Outros minerais como feldspato, gibsita, calcita e mica também podem ser encontrados
neste tamanho.

Os feldspatos são os minerais mais atacados pela natureza originando os argilo-
minerais que constituem a fração mais fina dos solos (geralmente com dimensão inferior
a 2 m). Os argilo-minerais apresentam uma estrutura complexa. Seu estudo pode ser
facilitado "construindo-se" o argilo-mineral a partir de unidades estruturais básicas. Este
enfoque é puramente didático e não representa necessariamente o método pelo qual o
argilo-mineral é realmente formado na natureza. Assim, as estruturas apresentadas neste
capítulo são apenas idealizações.

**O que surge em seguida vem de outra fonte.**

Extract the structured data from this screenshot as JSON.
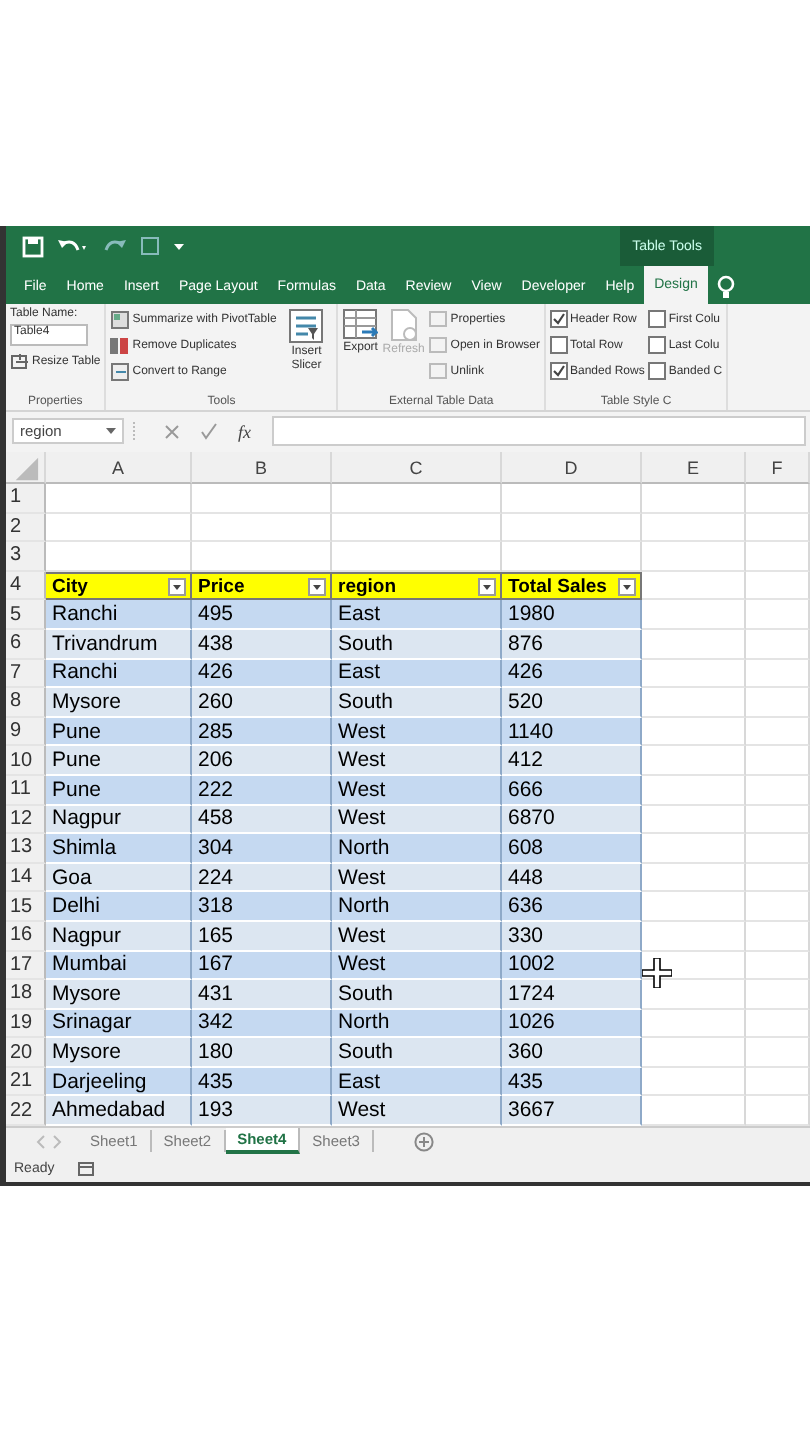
{
  "title_bar": {
    "context_label": "Table Tools"
  },
  "tabs": [
    {
      "label": "File",
      "selected": false
    },
    {
      "label": "Home",
      "selected": false
    },
    {
      "label": "Insert",
      "selected": false
    },
    {
      "label": "Page Layout",
      "selected": false
    },
    {
      "label": "Formulas",
      "selected": false
    },
    {
      "label": "Data",
      "selected": false
    },
    {
      "label": "Review",
      "selected": false
    },
    {
      "label": "View",
      "selected": false
    },
    {
      "label": "Developer",
      "selected": false
    },
    {
      "label": "Help",
      "selected": false
    },
    {
      "label": "Design",
      "selected": true
    }
  ],
  "ribbon": {
    "properties": {
      "name_label": "Table Name:",
      "table_name": "Table4",
      "resize": "Resize Table",
      "group_label": "Properties"
    },
    "tools": {
      "items": [
        "Summarize with PivotTable",
        "Remove Duplicates",
        "Convert to Range"
      ],
      "slicer": "Insert Slicer",
      "group_label": "Tools"
    },
    "external": {
      "export": "Export",
      "refresh": {
        "label": "Refresh",
        "disabled": true
      },
      "items": [
        {
          "label": "Properties",
          "disabled": true
        },
        {
          "label": "Open in Browser",
          "disabled": true
        },
        {
          "label": "Unlink",
          "disabled": true
        }
      ],
      "group_label": "External Table Data"
    },
    "style_options": {
      "options": [
        {
          "label": "Header Row",
          "checked": true
        },
        {
          "label": "Total Row",
          "checked": false
        },
        {
          "label": "Banded Rows",
          "checked": true
        },
        {
          "label": "First Colu",
          "checked": false
        },
        {
          "label": "Last Colu",
          "checked": false
        },
        {
          "label": "Banded C",
          "checked": false
        }
      ],
      "group_label": "Table Style C"
    }
  },
  "formula_bar": {
    "name_box": "region",
    "fx": "fx"
  },
  "sheet": {
    "columns": [
      "A",
      "B",
      "C",
      "D",
      "E",
      "F"
    ],
    "blank_rows": [
      "1",
      "2",
      "3"
    ],
    "table": {
      "header_row": "4",
      "headers": [
        "City",
        "Price",
        "region",
        "Total Sales"
      ],
      "rows": [
        {
          "number": "5",
          "cells": [
            "Ranchi",
            "495",
            "East",
            "1980"
          ]
        },
        {
          "number": "6",
          "cells": [
            "Trivandrum",
            "438",
            "South",
            "876"
          ]
        },
        {
          "number": "7",
          "cells": [
            "Ranchi",
            "426",
            "East",
            "426"
          ]
        },
        {
          "number": "8",
          "cells": [
            "Mysore",
            "260",
            "South",
            "520"
          ]
        },
        {
          "number": "9",
          "cells": [
            "Pune",
            "285",
            "West",
            "1140"
          ]
        },
        {
          "number": "10",
          "cells": [
            "Pune",
            "206",
            "West",
            "412"
          ]
        },
        {
          "number": "11",
          "cells": [
            "Pune",
            "222",
            "West",
            "666"
          ]
        },
        {
          "number": "12",
          "cells": [
            "Nagpur",
            "458",
            "West",
            "6870"
          ]
        },
        {
          "number": "13",
          "cells": [
            "Shimla",
            "304",
            "North",
            "608"
          ]
        },
        {
          "number": "14",
          "cells": [
            "Goa",
            "224",
            "West",
            "448"
          ]
        },
        {
          "number": "15",
          "cells": [
            "Delhi",
            "318",
            "North",
            "636"
          ]
        },
        {
          "number": "16",
          "cells": [
            "Nagpur",
            "165",
            "West",
            "330"
          ]
        },
        {
          "number": "17",
          "cells": [
            "Mumbai",
            "167",
            "West",
            "1002"
          ]
        },
        {
          "number": "18",
          "cells": [
            "Mysore",
            "431",
            "South",
            "1724"
          ]
        },
        {
          "number": "19",
          "cells": [
            "Srinagar",
            "342",
            "North",
            "1026"
          ]
        },
        {
          "number": "20",
          "cells": [
            "Mysore",
            "180",
            "South",
            "360"
          ]
        },
        {
          "number": "21",
          "cells": [
            "Darjeeling",
            "435",
            "East",
            "435"
          ]
        },
        {
          "number": "22",
          "cells": [
            "Ahmedabad",
            "193",
            "West",
            "3667"
          ]
        }
      ]
    }
  },
  "sheet_tabs": [
    {
      "label": "Sheet1",
      "selected": false
    },
    {
      "label": "Sheet2",
      "selected": false
    },
    {
      "label": "Sheet4",
      "selected": true
    },
    {
      "label": "Sheet3",
      "selected": false
    }
  ],
  "status_bar": {
    "text": "Ready"
  }
}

Um cristal típico de um argilo-mineral é uma estrutura
complexa similar ao arranjo estrutural aqui idealizado, mas contendo usualmente
substituições de íons e outras modificações estruturais que acabam por formar novos
tipos de argilo-minerais.

Na composição química das argilas existem dois tipos de estrutura: uma
estrutura de tetraedros justapostos num plano, com átomos de silício ligados a quatro
átomos de oxigênio (SiO2) e outra de octaedros, em que átomos de alumínio são
circundados por oxigênio ou hidroxilas [Al (OH)3]. Essas estruturas se ligam por meio
de átomos de oxigênio que pertencem simultaneamente a ambas. Alguns minerais-argila
são formados por uma camada tetraédrica e uma octaédrica (estrutura de camada 1:1),
determinando uma espessura da ordem de 7 Å (1 Angstron = 10-10 m), como a caulinita,
cuja estrutura está representada na Figura (1.3). As camadas encontram-se firmemente
empacotadas, com ligações de hidrogênio que impedem sua separação e que entre elas
se introduzam moléculas de água. A partícula resultante fica com espessura da ordem de
1.000 Å, sendo sua dimensão longitudinal de cerca de 10.000 Å.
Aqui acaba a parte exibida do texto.